The husband and wife were divorced through the customary law and an alimony of Rs 1,75,000 was granted to the wife. The husband had filed a divorce petition on the ground of cruelty and the wife filed an application under the Domestic Violence Act.
The magistrate court had denied relief to the wife. However, on appeal, the additional sessions judge granted relief to the wife and directed the husband Rs 1,500 as rent and Rs 3,500 monthly maintenance to the wife. The husband then approached the High Court against the order of the sessions judge.
The court rejected the argument of the husband that domestic relation was not subsisting at the time of filing of the application and relied on the apex court’s judgement of Prabha Tyagi wherein it was held that there should be a subsisting domestic relationship between the aggrieved person and the person against whom the relief claimed vis-a-vis allegations of domestic violence. The order reads, “In other words, even if an aggrieved person is not in a domestic relationship with the respondent in a shared household at the time of filing of an application under Section 12 of the DV Act but has at any point of time leave or had the right to leave and has been subjected to domestic violence or is later subjected to domestic violence on account of a domestic relationship is entitled to file an application under Section 12 of the DV Act.”
The court further said it was clear that even if a person is not in a domestic relationship with the respondent in a shared household can file an application. The order states, “The Hon’ble Supreme Court, in clear words, answered that even if a person is not in a domestic relationship with the respondent in a shared household at the time of filing of the application under Section 12, but has at any point in time, he would so or had the right to live has been subjected to domestic violence is entitled to file an application under Section 12 of the DV Act.”
With respect to the customary divorce, the court said that only in certain circumstances customary divorce may be considered and the divorce which has been granted under Hindu Marriage Act is only legal and valid. Further, for claiming any customary right, the parties claiming such right are bound to prove that the customs of their caste or race still exist and the community at large is regularly observing such customs.

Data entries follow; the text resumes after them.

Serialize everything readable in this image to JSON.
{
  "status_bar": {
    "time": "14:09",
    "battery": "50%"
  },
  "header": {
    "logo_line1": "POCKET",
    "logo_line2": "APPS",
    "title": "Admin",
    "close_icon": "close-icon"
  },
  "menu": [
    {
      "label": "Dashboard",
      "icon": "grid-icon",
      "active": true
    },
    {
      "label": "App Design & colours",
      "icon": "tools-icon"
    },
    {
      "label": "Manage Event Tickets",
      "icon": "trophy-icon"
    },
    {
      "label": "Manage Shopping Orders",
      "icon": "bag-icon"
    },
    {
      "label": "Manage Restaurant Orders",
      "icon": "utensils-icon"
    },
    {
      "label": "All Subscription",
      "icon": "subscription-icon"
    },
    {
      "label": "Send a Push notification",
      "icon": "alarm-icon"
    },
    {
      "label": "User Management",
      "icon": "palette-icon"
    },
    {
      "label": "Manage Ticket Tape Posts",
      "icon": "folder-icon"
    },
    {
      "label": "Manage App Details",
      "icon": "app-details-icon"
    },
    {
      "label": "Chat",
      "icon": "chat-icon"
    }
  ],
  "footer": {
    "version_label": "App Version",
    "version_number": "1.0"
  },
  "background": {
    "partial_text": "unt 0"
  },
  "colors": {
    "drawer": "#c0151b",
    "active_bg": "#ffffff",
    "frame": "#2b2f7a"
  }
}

The court said that since the wife had approached the civil court there was no customary divorce in existence in their caste. The order reads, “Since the applicant approached the Civil Court for divorce, it can safely be held that the customary divorce was not in existence in their caste. Therefore, the respondent cannot claim that after the customary divorce, the domestic relationship ceased, and the applicant is not entitled to the reliefs under DV Act.”
Further, the court before dismissing the revision application filed by the husband said, “The Law is well settled that the person aggrieved may take recourse under various Laws if the right exists. Since maintenance is allowed under Section 125 of the CrPC, the Law does not bar the person entitled to claim the relief under DV Act. Section 36 of DV Act provides that the DV Act is not in derogation of any other law. It is an additional provision of Law not affecting the other provisions of Law available for similar relief.”